Выбрать главу

Машина свернула с шоссе на ухабистую проселочную дорогу. Из мрака выступили очертания орудийных стволов, ветер донес протяжную команду: «Батаре-е-ея!..» Йорк вздрогнул от грома орудийного залпа. Вскоре они вышли из машины, Йорк попрощался со своими спутниками и в сопровождении унтер-офицера стал ощупью спускаться по склону к реке. Они отыскали в темноте лодку, столкнули ее в воду и через несколько минут услышали, как киль зашуршал по песку. Унтер-офицер шепнул Йорку несколько слов и скрылся во мраке вместе с лодкой. Йорк некоторое время прислушивался к слабым всплескам весел, потом вскарабкался вверх по крутому берегу и, поскользнувшись на мокрой глине, прислонился плечом к невысокому деревцу. Он немного постоял на откосе; сильные порывы ветра, налетая оттуда, из неизвестности, охлаждали его потный лоб. Потом, словно лунатик, он шагнул в ночную темень. Он шел не разбирая дороги и остановился, лишь услышав донесшийся из мрака окрик: «Стой!» Коренастый человек с автоматом в руке шагнул к нему навстречу.

— Командир! — промолвил Йорк и вдруг невольно улыбнулся.

В блиндаже его принял дежурный. На его выпачканной глиной гимнастерке Йорк заметил блеснувшие в свете свечи ордена и медали. Разговор между ними происходил на английском языке. Потом русский подошел к телефону. Йорк сидя дремал до тех пор, пока явившийся за ним младший лейтенант не отвел его в расположение штаба. После короткого допроса его направили дальше.

После этого его еще несколько дней куда-то везли, делая по временам остановки. Он находился во власти двух чувств — усталости и освобождения, — и при этом какая-то странная сонливость владела им. Он с кем-то разговаривал, перед ним проплывали какие-то лица, потом внезапно он будто пробуждался от сна и весь дрожал от возбуждения, словно ему должна была открыться какая-то великая тайна.

Необъятная страна с пыльными разбитыми дорогами открывалась его взору. Сожженные дотла колхозы попадались на пути. На белесовато-желтых полях погромыхивали комбайны. Нескончаемым потоком двигались на запад танки, орудия, понтоны. Дети на деревенских улицах махали им вслед. Они проезжали разрушенными городами, Йорк пребывал на грани яви и сна, пока однажды, после полудня, очнувшись от тяжелого полузабытья, не уловил слова «Москва».

Он увидел улицы и здания, знакомые ему по фотографиям. За окнами машины, запечатлеваясь в его оцепенелом сознании, проплывали картины: группа женщин, повязанных платками, вход в метро, трубы электростанции, рубиновые звезды на башнях Кремля. Он давно не видел такого оживления на улицах города и гневно усмехнулся, припомнив сообщения газет, утверждавших, что вражеская столица разрушена до основания немецкими бомбардировщиками. Потом он стоял в какой-то комнате перед генералом, чей предок некогда участвовал в битвах Фридриха Великого.

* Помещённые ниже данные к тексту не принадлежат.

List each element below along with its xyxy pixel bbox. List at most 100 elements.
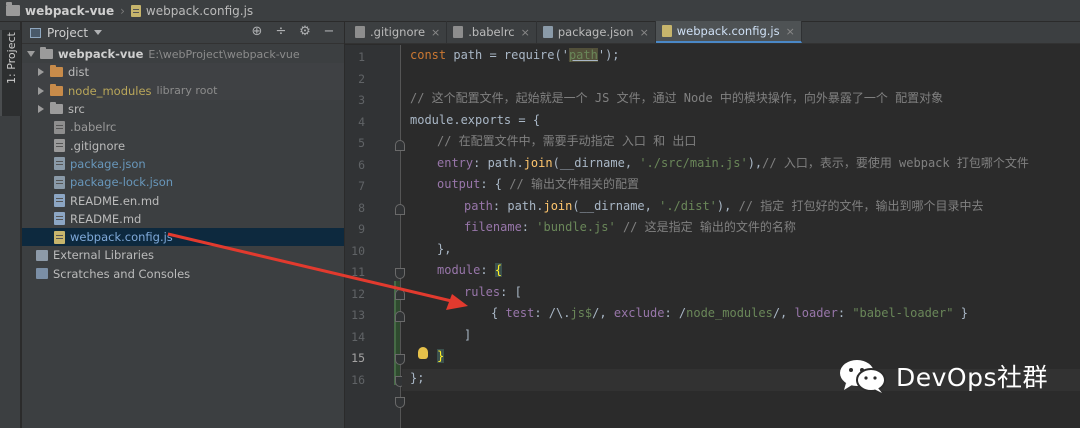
tab-label: .gitignore — [370, 25, 426, 39]
tree-item-label: External Libraries — [53, 248, 155, 263]
tab-babelrc[interactable]: .babelrc × — [447, 21, 537, 43]
tree-item-webpack-config[interactable]: webpack.config.js — [22, 227, 344, 247]
markdown-file-icon — [54, 194, 65, 208]
close-icon[interactable]: × — [431, 26, 440, 39]
tree-item-label: README.en.md — [70, 193, 160, 208]
tree-item-babelrc[interactable]: .babelrc — [22, 118, 344, 136]
tree-item-library-root: library root — [156, 84, 218, 98]
js-file-icon — [54, 230, 65, 244]
tree-item-package-lock-json[interactable]: package-lock.json — [22, 173, 344, 191]
code-line-10: }, — [437, 241, 452, 256]
line-number: 10 — [351, 243, 365, 258]
chevron-down-icon[interactable] — [94, 30, 103, 35]
js-file-icon — [661, 25, 672, 37]
expand-arrow-icon[interactable] — [36, 86, 46, 96]
tree-item-package-json[interactable]: package.json — [22, 155, 344, 173]
tool-tab-project[interactable]: 1: Project — [0, 30, 21, 116]
project-view-icon — [30, 27, 41, 38]
tree-item-dist[interactable]: dist — [22, 63, 344, 82]
tree-item-label: src — [68, 102, 85, 117]
tab-package-json[interactable]: package.json × — [537, 21, 656, 43]
project-panel-tools: ⊕ ÷ ⚙ − — [250, 25, 336, 39]
lightbulb-icon[interactable] — [418, 347, 428, 359]
tree-item-node-modules[interactable]: node_modules library root — [22, 81, 344, 100]
tree-item-label: node_modules — [68, 83, 152, 98]
library-icon — [36, 249, 48, 261]
tree-item-label: .gitignore — [70, 138, 126, 153]
project-tree: webpack-vue E:\webProject\webpack-vue di… — [22, 44, 344, 283]
watermark-text: DevOps社群 — [896, 363, 1048, 392]
tree-item-label: package.json — [70, 156, 146, 171]
expand-arrow-icon[interactable] — [36, 104, 46, 114]
breadcrumb-file[interactable]: webpack.config.js — [146, 4, 253, 18]
line-number: 3 — [358, 93, 365, 107]
line-number: 2 — [358, 71, 365, 86]
target-icon[interactable]: ⊕ — [250, 25, 264, 39]
expand-arrow-icon[interactable] — [26, 49, 36, 59]
tab-webpack-config[interactable]: webpack.config.js × — [655, 21, 802, 43]
tree-item-src[interactable]: src — [22, 100, 344, 118]
tree-item-label: webpack-vue — [58, 47, 144, 62]
line-number: 6 — [358, 157, 365, 172]
collapse-icon[interactable]: ÷ — [274, 25, 288, 39]
json-file-icon — [54, 157, 65, 171]
scratches-icon — [36, 268, 48, 280]
line-number: 9 — [358, 222, 365, 236]
code-line-7: output: { // 输出文件相关的配置 — [437, 177, 639, 191]
json-file-icon — [542, 26, 553, 38]
editor-gutter[interactable]: 1 2 3 4 5 6 7 8 9 10 11 12 13 14 15 16 — [345, 45, 405, 428]
close-icon[interactable]: × — [786, 25, 795, 38]
json-file-icon — [54, 175, 65, 189]
line-number: 15 — [351, 351, 365, 365]
code-line-5: // 在配置文件中，需要手动指定 入口 和 出口 — [437, 134, 697, 148]
line-number: 11 — [351, 265, 365, 279]
tree-item-label: package-lock.json — [70, 175, 174, 190]
tree-item-label: README.md — [70, 211, 142, 226]
project-panel: Project ⊕ ÷ ⚙ − webpack-vue E:\webProjec… — [22, 22, 344, 428]
editor-tabs: .gitignore × .babelrc × package.json × w… — [345, 21, 1080, 44]
gear-icon[interactable]: ⚙ — [298, 25, 312, 39]
line-number: 12 — [351, 286, 365, 301]
config-file-icon — [453, 26, 464, 38]
expand-arrow-icon[interactable] — [36, 67, 46, 77]
js-file-icon — [130, 4, 141, 17]
tree-item-readme-en[interactable]: README.en.md — [22, 191, 344, 209]
tab-label: webpack.config.js — [676, 24, 780, 38]
code-line-8: path: path.join(__dirname, './dist'), //… — [464, 198, 984, 213]
line-number: 7 — [358, 179, 365, 193]
line-number: 4 — [358, 114, 365, 129]
tree-item-root[interactable]: webpack-vue E:\webProject\webpack-vue — [22, 45, 344, 63]
folder-icon — [50, 65, 63, 78]
tree-item-scratches[interactable]: Scratches and Consoles — [22, 265, 344, 283]
code-line-14: ] — [464, 327, 472, 342]
line-number: 5 — [358, 136, 365, 150]
close-icon[interactable]: × — [521, 26, 530, 39]
folder-icon — [40, 47, 53, 60]
navigation-bar: webpack-vue › webpack.config.js — [0, 0, 1080, 22]
watermark: DevOps社群 — [838, 356, 1048, 396]
breadcrumb-project[interactable]: webpack-vue — [25, 4, 114, 18]
tree-item-readme[interactable]: README.md — [22, 210, 344, 228]
close-icon[interactable]: × — [640, 26, 649, 39]
code-line-13: { test: /\.js$/, exclude: /node_modules/… — [491, 306, 968, 320]
code-line-12: rules: [ — [464, 284, 522, 299]
project-panel-header: Project ⊕ ÷ ⚙ − — [22, 22, 344, 44]
text-file-icon — [54, 139, 65, 153]
code-line-3: // 这个配置文件，起始就是一个 JS 文件，通过 Node 中的模块操作，向外… — [410, 91, 944, 105]
code-line-4: module.exports = { — [410, 112, 541, 127]
text-file-icon — [355, 26, 365, 38]
tree-item-external-libraries[interactable]: External Libraries — [22, 246, 344, 264]
hide-icon[interactable]: − — [322, 25, 336, 39]
code-line-6: entry: path.join(__dirname, './src/main.… — [437, 155, 1029, 170]
tab-gitignore[interactable]: .gitignore × — [349, 21, 448, 43]
tree-item-gitignore[interactable]: .gitignore — [22, 136, 344, 154]
left-tool-strip: 1: Project — [0, 22, 21, 428]
line-number: 13 — [351, 308, 365, 322]
folder-icon — [50, 83, 63, 96]
tree-item-label: .babelrc — [70, 120, 117, 135]
wechat-logo-icon — [840, 360, 886, 393]
tab-label: package.json — [557, 25, 634, 39]
project-view-selector[interactable]: Project — [47, 26, 88, 40]
line-number: 14 — [351, 329, 365, 344]
tree-item-path: E:\webProject\webpack-vue — [148, 47, 300, 61]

Он видел военных в хорошо знакомой ему форме, видел напряженные лица, его представляли людям, чьи имена он не раз слышал произносимыми тайком, — членов той партии, которую ему всегда изображали как скопище людей без родины, как воплощение зла, с которым нельзя мириться ни при каких условиях. Взволнованный до глубины души, слушал он, как эти люди называли своими именами вещи, о которых он смел только догадываться; с безграничным изумлением он понял, что они стремились к тому, о чем тосковал и он, но только у них все было продумано и решено до конца. Он вспоминал свои сомнения, свои колебания и уже сам себя не понимал. Они выслушали его рассказ. Ему было тяжело говорить, называть имена, часто все спутывалось в его сознании. Он все еще не мог стряхнуть с себя изнеможение, хотя у него и было радостно на душе и он испытывал чувство беспредельного облегчения. Редко возвращался он мыслями к своему бегству и лишь с усилием мог припомнить иногда то Анну, то барона. Он утратил всякое представление о времени, не считал уже ни дней, ни недель, ни месяцев и даже не удивился бы, узнав, что со времени его бегства прошел целый год. Он ощущал вокруг себя какое-то мощное движение, словно человек, задремавший на плоту. И в этом движении было что-то притягательное для него, возникали какие-то лица, пейзажи, слышались голоса, вопросы… Иногда, при неосторожном движении, он чувствовал боль в шее, но обстоятельства, при которых впервые возникла эта боль, вспоминались ему неясно и с неохотой.